A Câmara Municipal de Sintra reclamou da decisão transcrita, por força do nº 3 do artº 78º-A da Lei nº 28/82, sustentando que 'o acórdão recorrido entendeu que as normas da Tabela de Licenças e Taxas sub judice incorrem em violação do princípio da proporcionalidade consagrado nos artigos
18º, n.º 2 e 266º, n.º 2 da Constituição' pelo que a 'violação de preceitos constitucionais traduz-se, ..., em inconstitucio-nalidade', o que 'determinou a recusa de aplicação das mesmas normas', sendo que 'a recusa de aplicação não tem que ser expressa, bastando ser implícita'.
Os recorridos, ouvidos sobre a reclamação, nada vieram dizer.
2. Elaborado projecto de acórdão no sentido do indeferimento da reclamação, este não obteve vencimento no Pleno da 2ª Secção do Tribunal Constitucional.

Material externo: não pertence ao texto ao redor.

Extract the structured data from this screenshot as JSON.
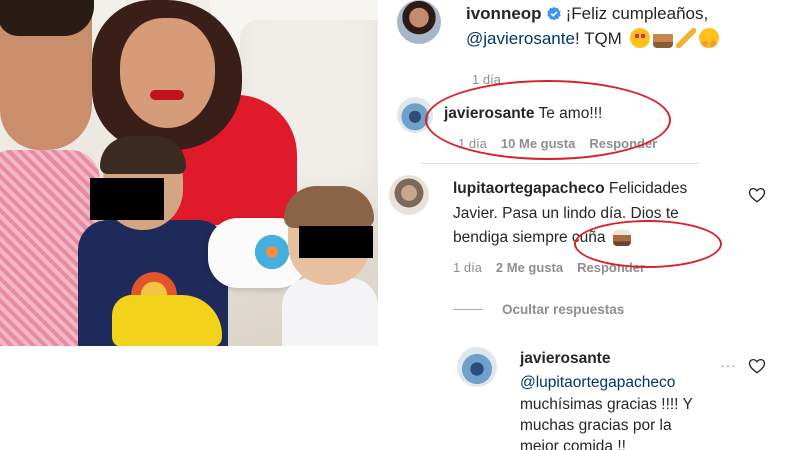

3. O Tribunal entende, diferentemente da decisão sumária reclamada, que houve uma recusa de aplicação com fundamento em inconstitucionalidade das normas da Tabela de Licença e Taxas (artigos 42º e 46º), aprovada pela Assembleia Municipal de Sintra em 5 de Fevereiro de 1988 e alterada em 20 de Outubro de
1989, quando o acórdão recorrido invoca como fundamento de ilegalidade a violação do princípio da proporcionalidade, com 'assento constitucional nos artigos 18º, nº 2 e 266º, nº 2, da C.R.P.'. Apesar de o acórdão recorrido, na sua fundamentação, concluir pela violação do artigo 5º, nº 2, do Código do Procedimento Administrativo, fá-lo na medida em que este consagra o princípio da proporcionalidade na mesma dimensão que é consubstanciada na Constituição. Desta forma, não pode deixar de se concluir que foi em função de um princípio constitucional que as normas foram invalidadas, de modo que a respectiva decisão de ilegalidade deve ser tratada como uma recusa de aplicação para efeitos do disposto no artigo 70º, nº 1, alínea a), da Lei do Tribunal Constitucional. Esta análise impõe-se tanto mais que, de outro modo, por força de uma qualificação do vício também como de ilegalidade (levada a cabo pelo tribunal recorrido) estaria subtraída aos mecanismos de controlo de constitucionalidade uma efectiva desaplicação de normas com fundamento em inconstitucionalidade.
4. Perante o exposto, o Tribunal Constitucional entende que devem prosseguir os autos para alegações. Lisboa, 15 de Janeiro de 2003 Maria Fernanda Palma Paulo Mota Pinto Bravo Serra (vencido, de acordo com a declaração de voto junta) José Manuel Cardoso da Costa Tem voto de vencido o Conselheiro Guilherme da Fonseca que não assina por ter cessado funções no Tribunal Constitucional. Declaração de Voto
Votei vencido na decisão que congregou a maioria do Tribunal, impondo-se que, brevitatis causa, indique as razões da minha dissensão.
Assim, em primeiro lugar, manteria a decisão reclamada pela fundamentação que à mesma foi carreada.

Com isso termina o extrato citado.